Comment by mrtksn
3 years ago
This has vibes of the old Web, where amazing and niche things were happening. Apparently that engine is written in something called Haxe and its multi-platform.
Sometimes I wonder what I'm missing out by looking at lists curated by points given out by people who come together by hyper specialised interests. Should have heard of it before hearing about the millionth JS framework.
> Apparently that engine is written in something called Haxe and its multi-platform.
Haxe is interesting. I remember coming across it back in the days of Flash.
They also had a bytecode VM of their own called Neko.

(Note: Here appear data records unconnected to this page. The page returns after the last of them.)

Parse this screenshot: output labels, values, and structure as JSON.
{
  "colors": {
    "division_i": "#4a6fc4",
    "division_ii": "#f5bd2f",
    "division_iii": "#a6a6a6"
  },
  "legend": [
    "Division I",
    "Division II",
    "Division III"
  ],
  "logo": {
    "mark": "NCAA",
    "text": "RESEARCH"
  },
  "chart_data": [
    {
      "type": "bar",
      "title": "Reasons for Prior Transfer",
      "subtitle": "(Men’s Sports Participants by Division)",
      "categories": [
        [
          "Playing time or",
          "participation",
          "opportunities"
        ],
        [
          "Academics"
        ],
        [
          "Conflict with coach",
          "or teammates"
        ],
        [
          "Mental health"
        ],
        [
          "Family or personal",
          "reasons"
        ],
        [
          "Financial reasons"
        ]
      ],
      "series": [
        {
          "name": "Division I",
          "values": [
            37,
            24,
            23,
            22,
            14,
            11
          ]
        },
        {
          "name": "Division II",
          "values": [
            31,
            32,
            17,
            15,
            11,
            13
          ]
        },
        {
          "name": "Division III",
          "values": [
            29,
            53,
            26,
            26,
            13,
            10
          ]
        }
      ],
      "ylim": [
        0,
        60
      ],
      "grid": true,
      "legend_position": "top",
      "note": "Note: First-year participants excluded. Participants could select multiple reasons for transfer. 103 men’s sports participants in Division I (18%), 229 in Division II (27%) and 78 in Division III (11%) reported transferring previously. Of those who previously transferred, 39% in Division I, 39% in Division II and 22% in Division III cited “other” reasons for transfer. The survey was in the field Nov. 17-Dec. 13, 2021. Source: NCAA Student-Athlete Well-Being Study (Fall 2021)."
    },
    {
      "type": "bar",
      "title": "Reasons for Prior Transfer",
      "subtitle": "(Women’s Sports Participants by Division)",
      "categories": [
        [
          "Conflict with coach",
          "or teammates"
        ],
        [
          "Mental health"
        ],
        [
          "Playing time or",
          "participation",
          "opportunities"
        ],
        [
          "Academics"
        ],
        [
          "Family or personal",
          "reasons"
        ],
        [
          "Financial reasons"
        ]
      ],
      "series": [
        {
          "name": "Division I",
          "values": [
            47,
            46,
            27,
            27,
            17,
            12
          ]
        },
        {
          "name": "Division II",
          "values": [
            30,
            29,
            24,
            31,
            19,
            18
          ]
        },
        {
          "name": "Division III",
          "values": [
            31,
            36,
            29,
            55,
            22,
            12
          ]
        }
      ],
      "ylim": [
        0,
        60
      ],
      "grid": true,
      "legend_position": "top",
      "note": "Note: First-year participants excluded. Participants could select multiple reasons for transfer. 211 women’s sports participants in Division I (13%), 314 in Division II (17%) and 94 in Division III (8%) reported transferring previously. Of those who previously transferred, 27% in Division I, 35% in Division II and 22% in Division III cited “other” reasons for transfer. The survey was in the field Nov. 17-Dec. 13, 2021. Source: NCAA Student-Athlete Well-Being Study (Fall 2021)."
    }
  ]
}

At the time when I heard of it there were three platforms you could target with Haxe: JavaScript, Flash, and Neko.
It’s pretty cool to see that after all these years Haxe is still alive and in use.
Haxe can compile to even more targets these days, like C++, JVM, C#, PHP, Lua, etc. It also includes an interpreter to run without compiling, and there’s a newer, faster VM for Haxe called HashLink.
Haxe is a pile of dump with bugged generics, garbage tooling and no community. Unusable for anything bigger than toys.
Had to use it at a gaming startup. Everybody hated it, including the CEO, and we were planning moving to Unity as soon as possible.
I feel like I'd StumbleUpon this...
I wish there was something like what Stumbleupon was back in the day. I miss it.
Why isn't there?
1 reply →
Haxe is not that niche and is on the front page a lot:
https://hn.algolia.com/?q=haxe
I see, it pops up every few months but most of the time it appears that doesn't get any traction with exception of a few times in the last 10 years. Interesting case, at glance I think it should be getting more love than it has.